LANDMARK ABA REPORT CHARTS NEW COURSE FOR STATE JUDICIAL
SELECTION, RESTORING PUBLIC TRUST AND CONFIDENCE IN THE COURTS

WASHINGTON D.C., June 13, 2003 – A landmark American Bar Association report released today charts a new course for state judicial reform in the new century. The report, “Justice in Jeopardy,” by the ABA Commission on the 21st Century Judiciary, is the first to attempt to break the deadlock in the debate over appointment versus election of state judges. The report also provides a blueprint for states on how to restore eroding public trust and confidence in the courts and addresses widespread court funding problems brought about by the worst state budget crises since the Depression.

ABA President Alfred P. Carlton Jr. was joined today at a news conference that also featured honorary commission co-chair and former FBI Director William S. Sessions, Chief Justice Harry Lee Anstead of the Supreme Court of Florida, Chief Justice Margaret Marshall of the Massachusetts Supreme Judicial Court, and Chief Justice E. Norman Veasey of the Delaware Supreme Court.
“The time has come,” said Carlton, “to diversify America’s courts and to inoculate them against the toxic effects of money, partisanship and narrow interests.”

The report includes more than two dozen innovative recommendations on improving state courts, including several aimed at maintaining the judiciary’s institutional legitimacy, improving the mechanisms for selecting judges, and diversifying the bench.

Noting that judicial elections in some states have become extremely contentious in recent years and that, as a result, the American public is “becoming increasingly skeptical of the view that judges are political decision-makers who simply interpret and apply the law,” the report recommends several steps to reduce the influence of money and partisan politics in judicial elections.

The ABA has favored merit selection of judges for decades. This report goes beyond merit selection to recommend appointment of judges for a single, lengthy term, or until a specified age. The report also recognizes the political reality that 80 percent of American judges stand for election at some point in their career, and that most people prefer an elective system.

The report recommends new ways for states to improve judicial selection, regardless of whether they choose to elect or appoint their judges. In urging that judges not be subjected to reelection campaigns, for example, the commission sought to ensure that “justice does not turn on the outcome of popularity contests” and that judges need not solicit contributions from parties who may have interests in the outcome of cases they would decide as judges.

For states that cannot abandon reselection processes altogether, the commission recommends that those judges be subject to reappointment by a credible, neutral, non-partisan diverse deliberative body.

The report also addresses the impact of states’ ever-worsening budgetary woes on the courts. “Even though state governments are experiencing the worst fiscal crisis since the Depression,” said Carlton, “essential functions of the judiciary must be preserved. The legal profession must assist the judicial branch of government in that effort. The commission’s report will point the way for real reform of American judicial systems for many decades.”

The commission’s report also deals in length with the issue of diversity in the courts, including the fact that the courts do not reflect the increasing diversity of our nation.

“If certain segments of the public – defined along racial, ethnic, economic or other lines – do not have faith in the judiciary, we as a society must address this problem,” said Carlton. “We are becoming a more and more diverse society with each passing decade. Our courts must reflect that diversity, or our nation will face severe consequences.”
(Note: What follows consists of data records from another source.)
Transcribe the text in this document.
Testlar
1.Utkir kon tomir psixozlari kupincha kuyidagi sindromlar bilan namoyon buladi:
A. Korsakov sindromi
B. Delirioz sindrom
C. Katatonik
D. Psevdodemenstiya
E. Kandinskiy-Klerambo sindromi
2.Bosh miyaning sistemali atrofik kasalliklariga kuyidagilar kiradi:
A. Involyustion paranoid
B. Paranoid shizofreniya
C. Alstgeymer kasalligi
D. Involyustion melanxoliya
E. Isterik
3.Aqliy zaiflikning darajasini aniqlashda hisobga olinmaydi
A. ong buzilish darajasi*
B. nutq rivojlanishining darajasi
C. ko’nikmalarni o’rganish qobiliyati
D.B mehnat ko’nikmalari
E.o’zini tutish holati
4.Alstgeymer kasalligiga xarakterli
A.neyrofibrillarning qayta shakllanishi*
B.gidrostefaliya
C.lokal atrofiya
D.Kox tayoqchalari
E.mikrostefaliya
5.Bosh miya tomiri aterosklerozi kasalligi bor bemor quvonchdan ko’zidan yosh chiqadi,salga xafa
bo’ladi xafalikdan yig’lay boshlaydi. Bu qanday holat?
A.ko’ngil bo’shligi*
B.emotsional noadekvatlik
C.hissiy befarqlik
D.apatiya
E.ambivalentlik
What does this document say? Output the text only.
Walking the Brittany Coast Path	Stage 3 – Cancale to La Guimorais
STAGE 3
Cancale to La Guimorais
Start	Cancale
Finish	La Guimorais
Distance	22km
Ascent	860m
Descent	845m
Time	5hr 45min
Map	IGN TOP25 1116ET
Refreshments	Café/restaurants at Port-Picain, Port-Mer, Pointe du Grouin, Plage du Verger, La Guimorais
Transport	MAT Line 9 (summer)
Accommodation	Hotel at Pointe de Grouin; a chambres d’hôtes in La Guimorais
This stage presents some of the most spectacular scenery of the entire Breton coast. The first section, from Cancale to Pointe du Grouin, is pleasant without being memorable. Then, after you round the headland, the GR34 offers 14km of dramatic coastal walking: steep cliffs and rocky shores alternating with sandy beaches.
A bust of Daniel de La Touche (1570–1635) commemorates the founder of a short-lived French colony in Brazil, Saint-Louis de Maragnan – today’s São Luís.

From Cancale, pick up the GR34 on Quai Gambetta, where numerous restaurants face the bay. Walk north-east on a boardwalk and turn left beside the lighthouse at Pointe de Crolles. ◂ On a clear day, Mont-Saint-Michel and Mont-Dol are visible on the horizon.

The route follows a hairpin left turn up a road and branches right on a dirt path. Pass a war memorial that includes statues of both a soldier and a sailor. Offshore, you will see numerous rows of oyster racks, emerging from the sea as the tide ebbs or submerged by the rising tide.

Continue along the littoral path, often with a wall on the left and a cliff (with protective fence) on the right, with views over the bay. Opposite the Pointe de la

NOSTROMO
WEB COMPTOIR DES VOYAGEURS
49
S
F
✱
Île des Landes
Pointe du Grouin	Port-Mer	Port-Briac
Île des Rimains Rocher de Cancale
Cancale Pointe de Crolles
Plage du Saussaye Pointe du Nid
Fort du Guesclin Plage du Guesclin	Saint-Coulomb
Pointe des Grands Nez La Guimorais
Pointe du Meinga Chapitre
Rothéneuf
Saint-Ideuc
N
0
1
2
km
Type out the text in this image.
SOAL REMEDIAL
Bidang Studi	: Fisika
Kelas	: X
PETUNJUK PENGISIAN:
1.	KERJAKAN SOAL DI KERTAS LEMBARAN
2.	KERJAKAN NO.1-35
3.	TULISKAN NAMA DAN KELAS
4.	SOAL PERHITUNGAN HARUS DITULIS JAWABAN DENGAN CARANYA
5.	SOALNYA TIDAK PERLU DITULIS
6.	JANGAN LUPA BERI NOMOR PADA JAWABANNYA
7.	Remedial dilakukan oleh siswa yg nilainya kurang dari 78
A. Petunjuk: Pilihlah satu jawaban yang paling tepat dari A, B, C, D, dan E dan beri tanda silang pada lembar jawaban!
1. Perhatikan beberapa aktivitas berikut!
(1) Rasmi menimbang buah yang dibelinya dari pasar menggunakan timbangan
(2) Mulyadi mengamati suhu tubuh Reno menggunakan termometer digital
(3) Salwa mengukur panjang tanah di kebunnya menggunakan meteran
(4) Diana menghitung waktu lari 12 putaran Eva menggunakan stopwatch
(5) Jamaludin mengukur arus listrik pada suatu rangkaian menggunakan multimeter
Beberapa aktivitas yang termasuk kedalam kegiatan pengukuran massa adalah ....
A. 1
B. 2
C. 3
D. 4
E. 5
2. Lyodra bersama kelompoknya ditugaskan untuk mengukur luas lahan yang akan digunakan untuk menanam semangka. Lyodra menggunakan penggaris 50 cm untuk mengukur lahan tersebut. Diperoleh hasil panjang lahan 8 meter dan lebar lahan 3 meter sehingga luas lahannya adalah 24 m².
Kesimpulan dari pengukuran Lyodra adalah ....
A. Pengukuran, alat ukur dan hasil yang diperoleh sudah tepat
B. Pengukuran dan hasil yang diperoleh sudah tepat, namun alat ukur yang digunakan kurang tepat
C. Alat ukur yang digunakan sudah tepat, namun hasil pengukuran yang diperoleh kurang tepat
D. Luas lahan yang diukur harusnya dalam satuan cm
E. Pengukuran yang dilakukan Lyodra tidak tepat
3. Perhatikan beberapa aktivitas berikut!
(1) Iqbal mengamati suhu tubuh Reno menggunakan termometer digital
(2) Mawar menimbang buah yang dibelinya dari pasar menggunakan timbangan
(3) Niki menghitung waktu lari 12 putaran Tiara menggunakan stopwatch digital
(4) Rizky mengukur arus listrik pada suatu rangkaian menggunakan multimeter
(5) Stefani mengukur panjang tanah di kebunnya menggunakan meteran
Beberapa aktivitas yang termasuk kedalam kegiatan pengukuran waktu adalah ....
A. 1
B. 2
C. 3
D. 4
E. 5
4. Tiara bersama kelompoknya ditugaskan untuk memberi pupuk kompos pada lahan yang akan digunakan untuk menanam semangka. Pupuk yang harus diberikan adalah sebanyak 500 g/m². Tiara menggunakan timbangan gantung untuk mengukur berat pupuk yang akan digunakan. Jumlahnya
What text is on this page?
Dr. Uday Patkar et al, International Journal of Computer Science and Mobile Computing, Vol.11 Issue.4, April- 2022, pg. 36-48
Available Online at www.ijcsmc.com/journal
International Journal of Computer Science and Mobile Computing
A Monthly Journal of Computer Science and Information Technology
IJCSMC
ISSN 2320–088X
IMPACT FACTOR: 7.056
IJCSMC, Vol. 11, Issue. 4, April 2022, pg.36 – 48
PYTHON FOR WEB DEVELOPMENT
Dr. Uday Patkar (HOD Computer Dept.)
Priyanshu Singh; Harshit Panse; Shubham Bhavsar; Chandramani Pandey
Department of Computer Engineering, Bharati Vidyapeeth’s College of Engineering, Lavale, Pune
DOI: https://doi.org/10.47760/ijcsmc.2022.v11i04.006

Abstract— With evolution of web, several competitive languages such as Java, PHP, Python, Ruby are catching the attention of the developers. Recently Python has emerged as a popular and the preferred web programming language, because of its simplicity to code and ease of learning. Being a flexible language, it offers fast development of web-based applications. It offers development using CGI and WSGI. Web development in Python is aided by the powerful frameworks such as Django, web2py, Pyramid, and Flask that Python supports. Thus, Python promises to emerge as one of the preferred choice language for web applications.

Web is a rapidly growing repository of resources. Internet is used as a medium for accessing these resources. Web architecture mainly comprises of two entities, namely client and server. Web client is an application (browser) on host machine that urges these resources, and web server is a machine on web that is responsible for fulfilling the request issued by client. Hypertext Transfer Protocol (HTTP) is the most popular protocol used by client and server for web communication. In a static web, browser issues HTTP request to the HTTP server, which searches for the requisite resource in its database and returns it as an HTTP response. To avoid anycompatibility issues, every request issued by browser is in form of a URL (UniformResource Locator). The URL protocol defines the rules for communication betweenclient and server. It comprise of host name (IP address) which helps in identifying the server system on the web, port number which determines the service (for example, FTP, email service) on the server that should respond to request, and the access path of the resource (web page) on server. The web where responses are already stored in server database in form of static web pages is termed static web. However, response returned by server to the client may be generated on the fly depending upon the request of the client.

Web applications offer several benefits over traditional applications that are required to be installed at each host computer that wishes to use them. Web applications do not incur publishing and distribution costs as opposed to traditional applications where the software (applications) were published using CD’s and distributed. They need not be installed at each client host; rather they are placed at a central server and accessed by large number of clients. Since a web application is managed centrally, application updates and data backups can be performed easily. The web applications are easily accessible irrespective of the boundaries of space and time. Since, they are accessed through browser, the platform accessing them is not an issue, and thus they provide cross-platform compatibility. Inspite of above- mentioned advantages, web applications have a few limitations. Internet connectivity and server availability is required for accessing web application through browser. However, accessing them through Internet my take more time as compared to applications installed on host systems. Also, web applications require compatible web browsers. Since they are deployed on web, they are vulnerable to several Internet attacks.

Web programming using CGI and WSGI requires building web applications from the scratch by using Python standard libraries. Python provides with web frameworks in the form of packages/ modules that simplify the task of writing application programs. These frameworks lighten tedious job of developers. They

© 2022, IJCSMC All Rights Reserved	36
The report recommends a number of ways to improve diversity on the bench. It urges lawyers and judges to participate in aggressive outreach efforts aimed at encouraging minorities to attend law school, and recommends that members of the legal profession expand their use of training and recruitment programs to encourage minority lawyers to join their firms. It calls upon the courts to act aggressively to ensure that language barriers do not limit access to the justice system, and to take steps to improve and expand minority representation in jury pools.

Carlton convened the commission on the future of the judiciary last year to study and make recommendations on ensuring fairness, impartiality and accountability in state judiciaries. The commission held four public hearings, generating more than 1,000 pages of testimony, and conducted a national colloquium attended by more that 150 judges, lawyers, law and social science scholars, and interested citizens, to discuss possible solutions to the problems identified.

The conclusions contained in the report have not been considered or approved by the ABA House of Delegates, and do not reflect the official positions or policies of the Association. The House of Delegates is scheduled to consider the report’s recommendations at the ABA Annual Meeting in San Francisco in August.

Electronic copies of the report are available on the American Bar Association Web site at: www.abanet.org/media.

The American Bar Association is the largest voluntary professional association in the world. With more than 410,000 members, the ABA provides law school accreditation, continuing legal education, information about the law, programs to assist lawyers and judges in their work, and initiatives to improve the legal system for the public.